The BNP broke party funding laws by failing to keep a proper record of who was giving it money, the Electoral Commission has ruled.
But the watchdog said it was unable to punish the party as it lacked sufficient powers.
The BNP was fined £1,000 for late submission of its 2008 accounts.
The Commission then launched an investigation after it found the financial statement did not give a "true and fair view" of its affairs.
It was concerned the party, which received £662,000 in donations during 2008, could be receiving money from impermissible donors.
The BNP could not provide any information on 45 donors, who gave the party a total of £21,250, saying the details had been "irretrievably lost" when it transferred its manual records to a new computer system.
The Commission also found 1,479 entries on a spreadsheet listing donor names and addresses but with no donation value.
It said the party had breached party funding law by not keeping adequate financial records - but it was "frustrating" for the watchdog that it was not able to take any action because "there are no sanctions available to us in relation to this breach".
Electoral Commission chief executive Peter Wardle said: "Political parties are required by law to keep accurate financial records, and this clear failure to do so is a serious matter.
"It undermines the party's ability to demonstrate, and the Commission's ability to verify, that the party is complying with the law."
He said the watchdog had been given beefed-up powers that would have allowed to take action if the offences had taken place after 1 December 2010.

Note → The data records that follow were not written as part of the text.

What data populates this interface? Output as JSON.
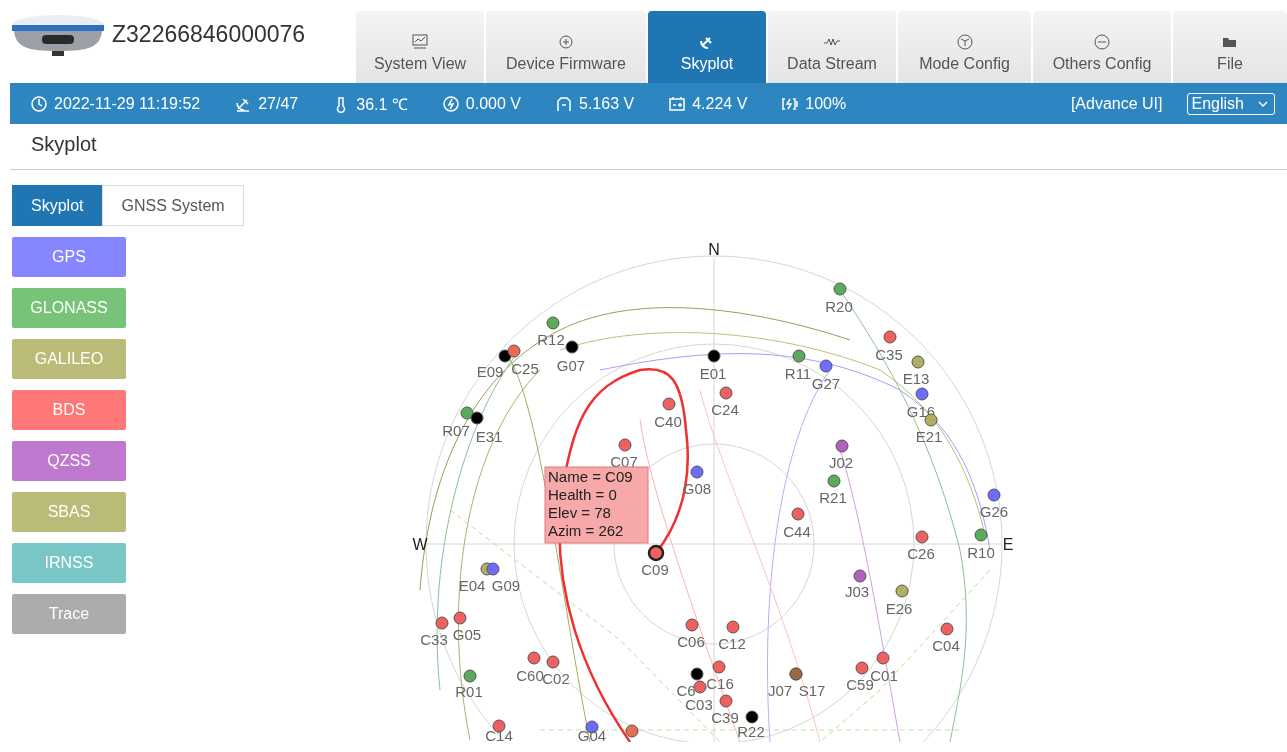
{
  "device": {
    "serial": "Z32266846000076"
  },
  "tabs": [
    {
      "label": "System View",
      "selected": false
    },
    {
      "label": "Device Firmware",
      "selected": false
    },
    {
      "label": "Skyplot",
      "selected": true
    },
    {
      "label": "Data Stream",
      "selected": false
    },
    {
      "label": "Mode Config",
      "selected": false
    },
    {
      "label": "Others Config",
      "selected": false
    },
    {
      "label": "File",
      "selected": false
    }
  ],
  "status_bar": {
    "items": [
      {
        "kind": "clock",
        "text": "2022-11-29 11:19:52"
      },
      {
        "kind": "satellite",
        "text": "27/47"
      },
      {
        "kind": "temperature",
        "text": "36.1 ℃"
      },
      {
        "kind": "gauge",
        "text": "0.000 V"
      },
      {
        "kind": "plug",
        "text": "5.163 V"
      },
      {
        "kind": "battery",
        "text": "4.224 V"
      },
      {
        "kind": "charge",
        "text": "100%"
      }
    ],
    "advance_link": "[Advance UI]",
    "language": "English"
  },
  "page_title": "Skyplot",
  "view_tabs": [
    {
      "label": "Skyplot",
      "selected": true
    },
    {
      "label": "GNSS System",
      "selected": false
    }
  ],
  "legend": [
    {
      "label": "GPS",
      "color": "#8080ff"
    },
    {
      "label": "GLONASS",
      "color": "#70c070"
    },
    {
      "label": "GALILEO",
      "color": "#b8b872"
    },
    {
      "label": "BDS",
      "color": "#ff7070"
    },
    {
      "label": "QZSS",
      "color": "#bb72cc"
    },
    {
      "label": "SBAS",
      "color": "#b8b872"
    },
    {
      "label": "IRNSS",
      "color": "#72c4c4"
    },
    {
      "label": "Trace",
      "color": "#a8a8a8"
    }
  ],
  "skyplot": {
    "directions": [
      {
        "kind": "n",
        "text": "N"
      },
      {
        "kind": "w",
        "text": "W"
      },
      {
        "kind": "e",
        "text": "E"
      }
    ],
    "satellites": [
      {
        "label": "R20",
        "color": "#5aac5a",
        "selected": false
      },
      {
        "label": "R12",
        "color": "#5aac5a",
        "selected": false
      },
      {
        "label": "E09",
        "color": "#000000",
        "selected": false
      },
      {
        "label": "C25",
        "color": "#f06a50",
        "selected": false
      },
      {
        "label": "G07",
        "color": "#000000",
        "selected": false
      },
      {
        "label": "E01",
        "color": "#000000",
        "selected": false
      },
      {
        "label": "R11",
        "color": "#5aac5a",
        "selected": false
      },
      {
        "label": "G27",
        "color": "#6c6cff",
        "selected": false
      },
      {
        "label": "C35",
        "color": "#f06060",
        "selected": false
      },
      {
        "label": "E13",
        "color": "#b0b060",
        "selected": false
      },
      {
        "label": "G16",
        "color": "#6c6cff",
        "selected": false
      },
      {
        "label": "E21",
        "color": "#b0b060",
        "selected": false
      },
      {
        "label": "C24",
        "color": "#f06060",
        "selected": false
      },
      {
        "label": "C40",
        "color": "#f06060",
        "selected": false
      },
      {
        "label": "R07",
        "color": "#5aac5a",
        "selected": false
      },
      {
        "label": "E31",
        "color": "#000000",
        "selected": false
      },
      {
        "label": "C07",
        "color": "#f06060",
        "selected": false
      },
      {
        "label": "J02",
        "color": "#b060c0",
        "selected": false
      },
      {
        "label": "G08",
        "color": "#6c6cff",
        "selected": false
      },
      {
        "label": "R21",
        "color": "#5aac5a",
        "selected": false
      },
      {
        "label": "G26",
        "color": "#6c6cff",
        "selected": false
      },
      {
        "label": "C44",
        "color": "#f06060",
        "selected": false
      },
      {
        "label": "C26",
        "color": "#f06060",
        "selected": false
      },
      {
        "label": "R10",
        "color": "#5aac5a",
        "selected": false
      },
      {
        "label": "C09",
        "color": "#f06060",
        "selected": true
      },
      {
        "label": "E04",
        "color": "#b0b060",
        "selected": false
      },
      {
        "label": "G09",
        "color": "#6c6cff",
        "selected": false
      },
      {
        "label": "J03",
        "color": "#b060c0",
        "selected": false
      },
      {
        "label": "E26",
        "color": "#b0b060",
        "selected": false
      },
      {
        "label": "C33",
        "color": "#f06060",
        "selected": false
      },
      {
        "label": "G05",
        "color": "#f06060",
        "selected": false
      },
      {
        "label": "C06",
        "color": "#f06060",
        "selected": false
      },
      {
        "label": "C12",
        "color": "#f06060",
        "selected": false
      },
      {
        "label": "C04",
        "color": "#f06060",
        "selected": false
      },
      {
        "label": "C60",
        "color": "#f06060",
        "selected": false
      },
      {
        "label": "C02",
        "color": "#f06060",
        "selected": false
      },
      {
        "label": "C01",
        "color": "#f06060",
        "selected": false
      },
      {
        "label": "C59",
        "color": "#f06060",
        "selected": false
      },
      {
        "label": "R01",
        "color": "#5aac5a",
        "selected": false
      },
      {
        "label": "C16",
        "color": "#f06060",
        "selected": false
      },
      {
        "label": "C6",
        "color": "#000000",
        "selected": false
      },
      {
        "label": "C03",
        "color": "#f06060",
        "selected": false
      },
      {
        "label": "J07",
        "color": "#9a6a40",
        "selected": false
      },
      {
        "label": "S17",
        "color": "#9a6a40",
        "selected": false
      },
      {
        "label": "C39",
        "color": "#f06060",
        "selected": false
      },
      {
        "label": "R22",
        "color": "#000000",
        "selected": false
      },
      {
        "label": "C14",
        "color": "#f06060",
        "selected": false
      },
      {
        "label": "G04",
        "color": "#6c6cff",
        "selected": false
      },
      {
        "color": "#e07050",
        "selected": false
      }
    ],
    "tooltip": [
      "Name = C09",
      "Health = 0",
      "Elev = 78",
      "Azim = 262"
    ]
  }
}
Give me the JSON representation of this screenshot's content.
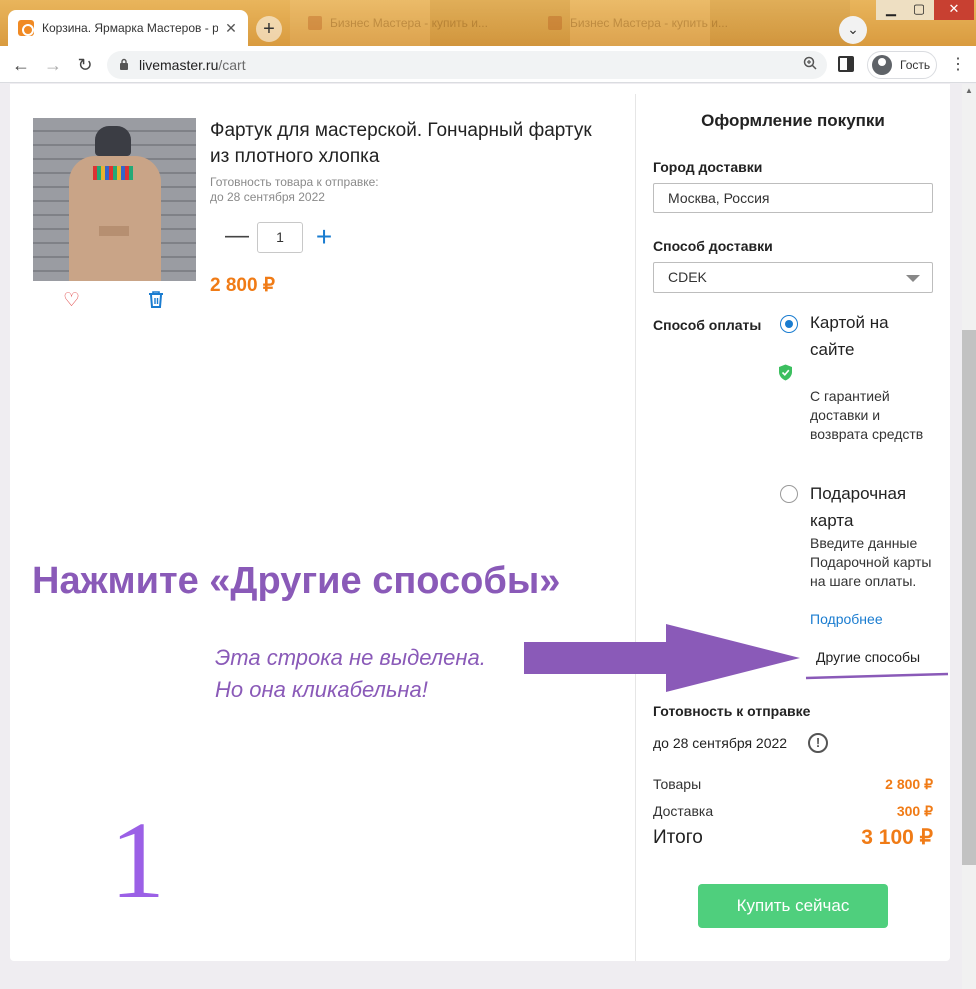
{
  "browser": {
    "tab_title": "Корзина. Ярмарка Мастеров - р",
    "tab_close": "✕",
    "new_tab": "+",
    "ghost_tabs": [
      "Бизнес Мастера - купить и...",
      "Бизнес Мастера - купить и..."
    ],
    "url_host": "livemaster.ru",
    "url_path": "/cart",
    "profile_label": "Гость",
    "window_controls": {
      "minimize": "▁",
      "maximize": "▢",
      "close": "✕"
    },
    "icons": [
      "back-arrow-icon",
      "forward-arrow-icon",
      "reload-icon",
      "lock-icon",
      "zoom-icon",
      "side-panel-icon",
      "avatar-icon",
      "menu-dots-icon"
    ]
  },
  "product": {
    "title": "Фартук для мастерской. Гончарный фартук из плотного хлопка",
    "readiness_label": "Готовность товара к отправке:",
    "readiness_date": "до 28 сентября 2022",
    "quantity": "1",
    "price": "2 800 ₽",
    "icons": {
      "favorite": "heart-icon",
      "delete": "trash-icon",
      "minus": "minus-icon",
      "plus": "plus-icon"
    }
  },
  "checkout": {
    "title": "Оформление покупки",
    "city_label": "Город доставки",
    "city_value": "Москва, Россия",
    "delivery_label": "Способ доставки",
    "delivery_value": "CDEK",
    "payment_label": "Способ оплаты",
    "payment_options": [
      {
        "title": "Картой на сайте",
        "selected": true,
        "description": "С гарантией доставки и возврата средств"
      },
      {
        "title": "Подарочная карта",
        "selected": false,
        "description": "Введите данные Подарочной карты на шаге оплаты."
      }
    ],
    "more_link": "Подробнее",
    "other_ways": "Другие способы",
    "ready_label": "Готовность к отправке",
    "ready_date": "до 28 сентября 2022",
    "goods_label": "Товары",
    "goods_value": "2 800 ₽",
    "delivery_cost_label": "Доставка",
    "delivery_cost_value": "300 ₽",
    "total_label": "Итого",
    "total_value": "3 100 ₽",
    "buy_button": "Купить сейчас"
  },
  "annotation": {
    "headline": "Нажмите «Другие способы»",
    "note_line1": "Эта строка не выделена.",
    "note_line2": "Но она кликабельна!",
    "step_number": "1",
    "color": "#8a5ab8"
  },
  "colors": {
    "accent_orange": "#f07b16",
    "link_blue": "#1a7cd0",
    "buy_green": "#4fcf7d",
    "annotation_purple": "#8a5ab8"
  }
}
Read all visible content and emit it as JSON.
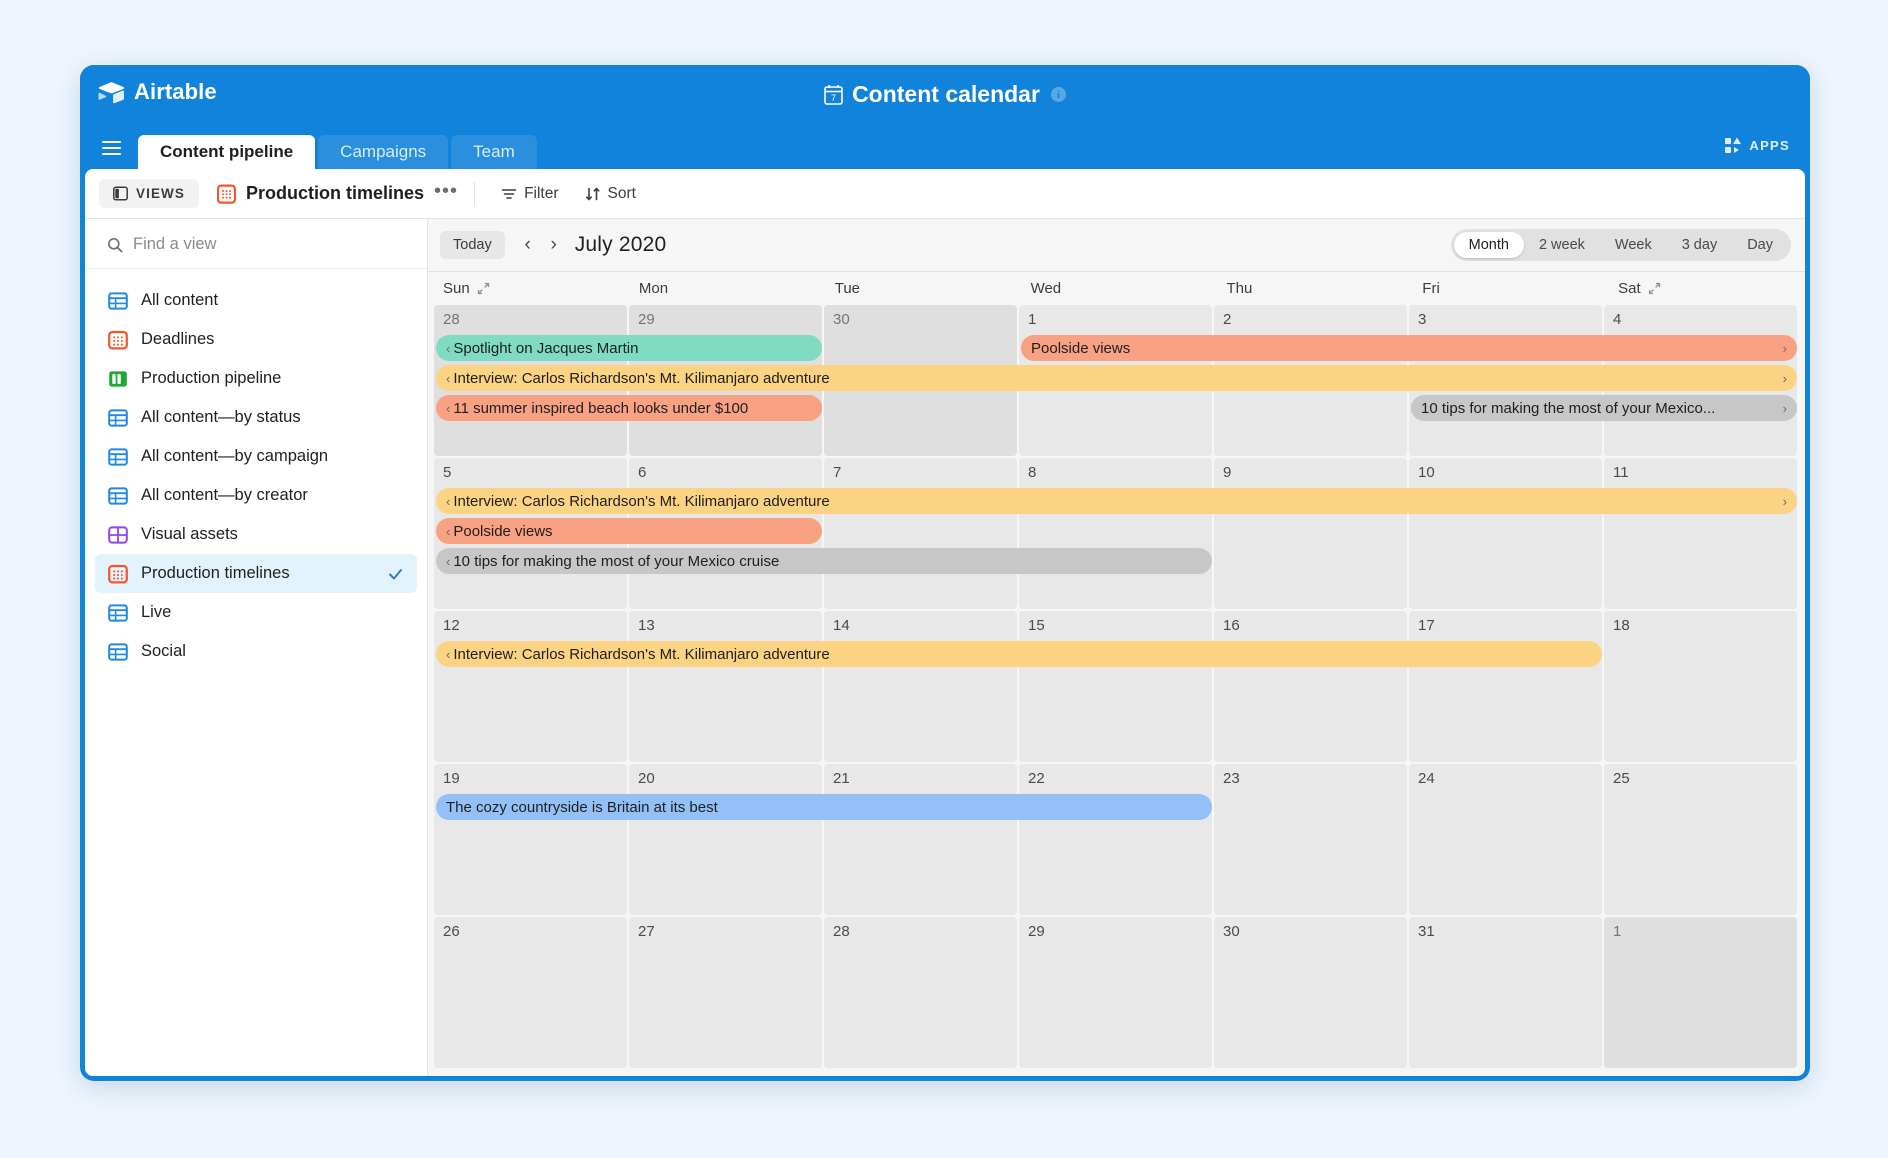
{
  "brand": {
    "name": "Airtable",
    "logo_icon": "airtable-logo-icon"
  },
  "header": {
    "title": "Content calendar",
    "title_icon": "calendar-7-icon",
    "info_icon": "info-icon",
    "apps_label": "APPS",
    "apps_icon": "apps-grid-icon",
    "menu_icon": "hamburger-menu-icon"
  },
  "tabs": [
    {
      "label": "Content pipeline",
      "active": true
    },
    {
      "label": "Campaigns",
      "active": false
    },
    {
      "label": "Team",
      "active": false
    }
  ],
  "view_bar": {
    "views_label": "VIEWS",
    "views_icon": "side-panel-icon",
    "current_view": "Production timelines",
    "current_view_icon": "calendar-view-icon",
    "more_label": "•••",
    "filter_label": "Filter",
    "filter_icon": "filter-icon",
    "sort_label": "Sort",
    "sort_icon": "sort-icon"
  },
  "sidebar": {
    "search_placeholder": "Find a view",
    "search_value": "",
    "search_icon": "search-icon",
    "items": [
      {
        "label": "All content",
        "icon": "grid-view-icon",
        "color": "#1f87e5",
        "selected": false
      },
      {
        "label": "Deadlines",
        "icon": "calendar-view-icon",
        "color": "#f4562c",
        "selected": false
      },
      {
        "label": "Production pipeline",
        "icon": "kanban-view-icon",
        "color": "#1ca832",
        "selected": false
      },
      {
        "label": "All content—by status",
        "icon": "grid-view-icon",
        "color": "#1f87e5",
        "selected": false
      },
      {
        "label": "All content—by campaign",
        "icon": "grid-view-icon",
        "color": "#1f87e5",
        "selected": false
      },
      {
        "label": "All content—by creator",
        "icon": "grid-view-icon",
        "color": "#1f87e5",
        "selected": false
      },
      {
        "label": "Visual assets",
        "icon": "gallery-view-icon",
        "color": "#8b46f0",
        "selected": false
      },
      {
        "label": "Production timelines",
        "icon": "calendar-view-icon",
        "color": "#f4562c",
        "selected": true
      },
      {
        "label": "Live",
        "icon": "grid-view-icon",
        "color": "#1f87e5",
        "selected": false
      },
      {
        "label": "Social",
        "icon": "grid-view-icon",
        "color": "#1f87e5",
        "selected": false
      }
    ]
  },
  "calendar": {
    "today_label": "Today",
    "prev_label": "‹",
    "next_label": "›",
    "month_label": "July 2020",
    "ranges": [
      {
        "label": "Month",
        "active": true
      },
      {
        "label": "2 week",
        "active": false
      },
      {
        "label": "Week",
        "active": false
      },
      {
        "label": "3 day",
        "active": false
      },
      {
        "label": "Day",
        "active": false
      }
    ],
    "day_headers": [
      {
        "label": "Sun",
        "resize": true
      },
      {
        "label": "Mon",
        "resize": false
      },
      {
        "label": "Tue",
        "resize": false
      },
      {
        "label": "Wed",
        "resize": false
      },
      {
        "label": "Thu",
        "resize": false
      },
      {
        "label": "Fri",
        "resize": false
      },
      {
        "label": "Sat",
        "resize": true
      }
    ],
    "weeks": [
      {
        "days": [
          {
            "num": "28",
            "other": true
          },
          {
            "num": "29",
            "other": true
          },
          {
            "num": "30",
            "other": true
          },
          {
            "num": "1",
            "other": false
          },
          {
            "num": "2",
            "other": false
          },
          {
            "num": "3",
            "other": false
          },
          {
            "num": "4",
            "other": false
          }
        ],
        "events": [
          {
            "title": "Spotlight on Jacques Martin",
            "start": 0,
            "span": 2,
            "row": 0,
            "color": "#7fdcc0",
            "chev_left": true,
            "chev_right": false
          },
          {
            "title": "Interview: Carlos Richardson's Mt. Kilimanjaro adventure",
            "start": 0,
            "span": 7,
            "row": 1,
            "color": "#fcd383",
            "chev_left": true,
            "chev_right": true
          },
          {
            "title": "11 summer inspired beach looks under $100",
            "start": 0,
            "span": 2,
            "row": 2,
            "color": "#f9a183",
            "chev_left": true,
            "chev_right": false
          },
          {
            "title": "Poolside views",
            "start": 3,
            "span": 4,
            "row": 0,
            "color": "#f9a183",
            "chev_left": false,
            "chev_right": true
          },
          {
            "title": "10 tips for making the most of your Mexico...",
            "start": 5,
            "span": 2,
            "row": 2,
            "color": "#c7c7c7",
            "chev_left": false,
            "chev_right": true
          }
        ]
      },
      {
        "days": [
          {
            "num": "5",
            "other": false
          },
          {
            "num": "6",
            "other": false
          },
          {
            "num": "7",
            "other": false
          },
          {
            "num": "8",
            "other": false
          },
          {
            "num": "9",
            "other": false
          },
          {
            "num": "10",
            "other": false
          },
          {
            "num": "11",
            "other": false
          }
        ],
        "events": [
          {
            "title": "Interview: Carlos Richardson's Mt. Kilimanjaro adventure",
            "start": 0,
            "span": 7,
            "row": 0,
            "color": "#fcd383",
            "chev_left": true,
            "chev_right": true
          },
          {
            "title": "Poolside views",
            "start": 0,
            "span": 2,
            "row": 1,
            "color": "#f9a183",
            "chev_left": true,
            "chev_right": false
          },
          {
            "title": "10 tips for making the most of your Mexico cruise",
            "start": 0,
            "span": 4,
            "row": 2,
            "color": "#c7c7c7",
            "chev_left": true,
            "chev_right": false
          }
        ]
      },
      {
        "days": [
          {
            "num": "12",
            "other": false
          },
          {
            "num": "13",
            "other": false
          },
          {
            "num": "14",
            "other": false
          },
          {
            "num": "15",
            "other": false
          },
          {
            "num": "16",
            "other": false
          },
          {
            "num": "17",
            "other": false
          },
          {
            "num": "18",
            "other": false
          }
        ],
        "events": [
          {
            "title": "Interview: Carlos Richardson's Mt. Kilimanjaro adventure",
            "start": 0,
            "span": 6,
            "row": 0,
            "color": "#fcd383",
            "chev_left": true,
            "chev_right": false
          }
        ]
      },
      {
        "days": [
          {
            "num": "19",
            "other": false
          },
          {
            "num": "20",
            "other": false
          },
          {
            "num": "21",
            "other": false
          },
          {
            "num": "22",
            "other": false
          },
          {
            "num": "23",
            "other": false
          },
          {
            "num": "24",
            "other": false
          },
          {
            "num": "25",
            "other": false
          }
        ],
        "events": [
          {
            "title": "The cozy countryside is Britain at its best",
            "start": 0,
            "span": 4,
            "row": 0,
            "color": "#93c1f7",
            "chev_left": false,
            "chev_right": false
          }
        ]
      },
      {
        "days": [
          {
            "num": "26",
            "other": false
          },
          {
            "num": "27",
            "other": false
          },
          {
            "num": "28",
            "other": false
          },
          {
            "num": "29",
            "other": false
          },
          {
            "num": "30",
            "other": false
          },
          {
            "num": "31",
            "other": false
          },
          {
            "num": "1",
            "other": true
          }
        ],
        "events": []
      }
    ]
  },
  "colors": {
    "brand_blue": "#1283da",
    "selected_view_bg": "#e3f3fc",
    "accent_orange": "#f4562c"
  }
}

He said the Electoral Commission had written to the BNP setting out its concerns and planned to meet senior party officials as soon as possible "to ensure that their procedures for complying with the law are adequate" and they had taken steps to improve their procedures.
The BNP is facing financial difficulties following a series of expensive court cases, with leader Nick Griffin saying it has debts of around £250,000 and "very little money" in the bank.
It is due to find out in the next few days if it has won a long-running court battle over its membership rules.
The party voted to change its rules after facing a court injunction over its "whites only" membership.
But the Equality and Human Rights Commission has argued the new rules were still "indirectly discriminatory". Mr Griffin has applied for the case to be thrown out.